Desta forma, simples e maravilhosa, ele tem uma característica peculiar em


relação a outras expressões textuais e vem acompanhando a humanidade em sua
trajetória no espaço e no tempo. Piglia (2001, p. 24), diz ainda que a construção do
conto faz transparecer, de forma artificial, algo que estava oculto, reproduzindo, de
modo renovado, buscar sempre uma experiência única que nos permita ver, sob a
superfície opaca da vida, uma verdade secreta.
O conto contemporâneo reflete as crises políticas e sociais, o
desenvolvimento tecnológico e industrial e a busca incessante da liberdade e
democracia. Uma nova narrativa emerge, reflexo do que se foi vivenciado nas
últimas décadas, substitui-se a estrutura clássica pela construção de um texto curto,
com o objetivo de conduzir o leitor para além do dito, para a descoberta de um
sentido do não-dito.

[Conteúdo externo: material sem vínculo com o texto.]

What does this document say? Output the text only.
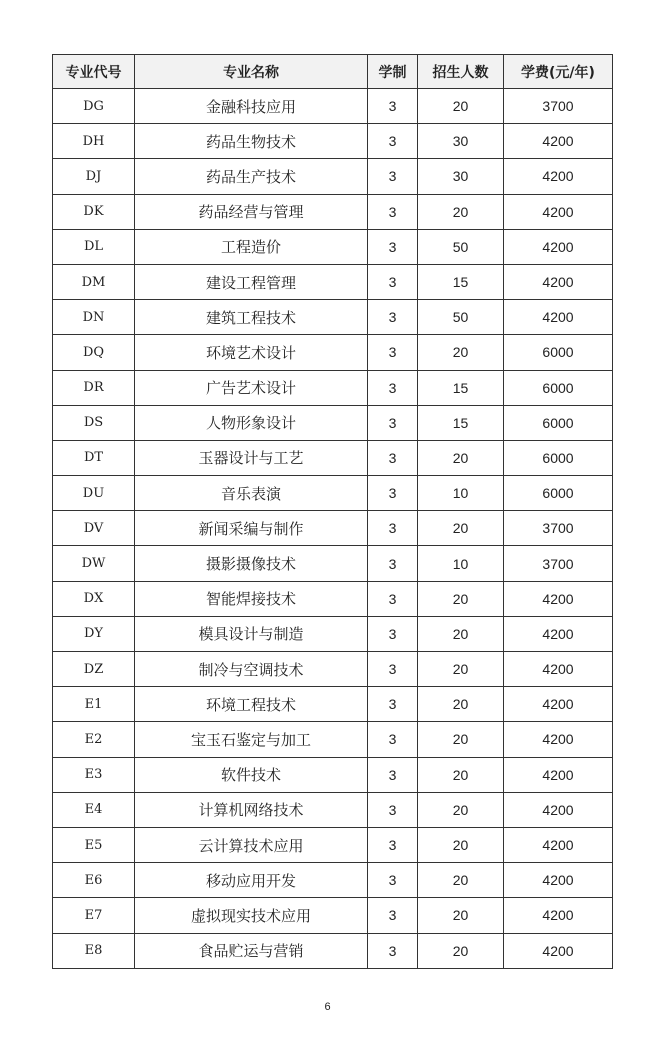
专业代号	专业名称	学制	招生人数	学费(元/年)
DG	金融科技应用	3	20	3700
DH	药品生物技术	3	30	4200
DJ	药品生产技术	3	30	4200
DK	药品经营与管理	3	20	4200
DL	工程造价	3	50	4200
DM	建设工程管理	3	15	4200
DN	建筑工程技术	3	50	4200
DQ	环境艺术设计	3	20	6000
DR	广告艺术设计	3	15	6000
DS	人物形象设计	3	15	6000
DT	玉器设计与工艺	3	20	6000
DU	音乐表演	3	10	6000
DV	新闻采编与制作	3	20	3700
DW	摄影摄像技术	3	10	3700
DX	智能焊接技术	3	20	4200
DY	模具设计与制造	3	20	4200
DZ	制冷与空调技术	3	20	4200
E1	环境工程技术	3	20	4200
E2	宝玉石鉴定与加工	3	20	4200
E3	软件技术	3	20	4200
E4	计算机网络技术	3	20	4200
E5	云计算技术应用	3	20	4200
E6	移动应用开发	3	20	4200
E7	虚拟现实技术应用	3	20	4200
E8	食品贮运与营销	3	20	4200
6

A ação se torna ainda mais reduzida, surgem monólogos, a
exploração de um tempo interior, psicológico. A linguagem pode, muitas vezes
chocar pela rudeza, pela denúncia do que não se quer ver. Desaparece a
construção dramática tradicional que exigia um desenvolvimento, um clímax e um
desenlace. Em contrapartida, cobra a participação do leitor, para que os aspectos
constitutivos da narrativa possam por ele ser encontrados e apreciados. Exige uma
leitura que descortina não só o que é contado, mas, principalmente, a forma como o
fato é contado, a forma como o texto se realiza.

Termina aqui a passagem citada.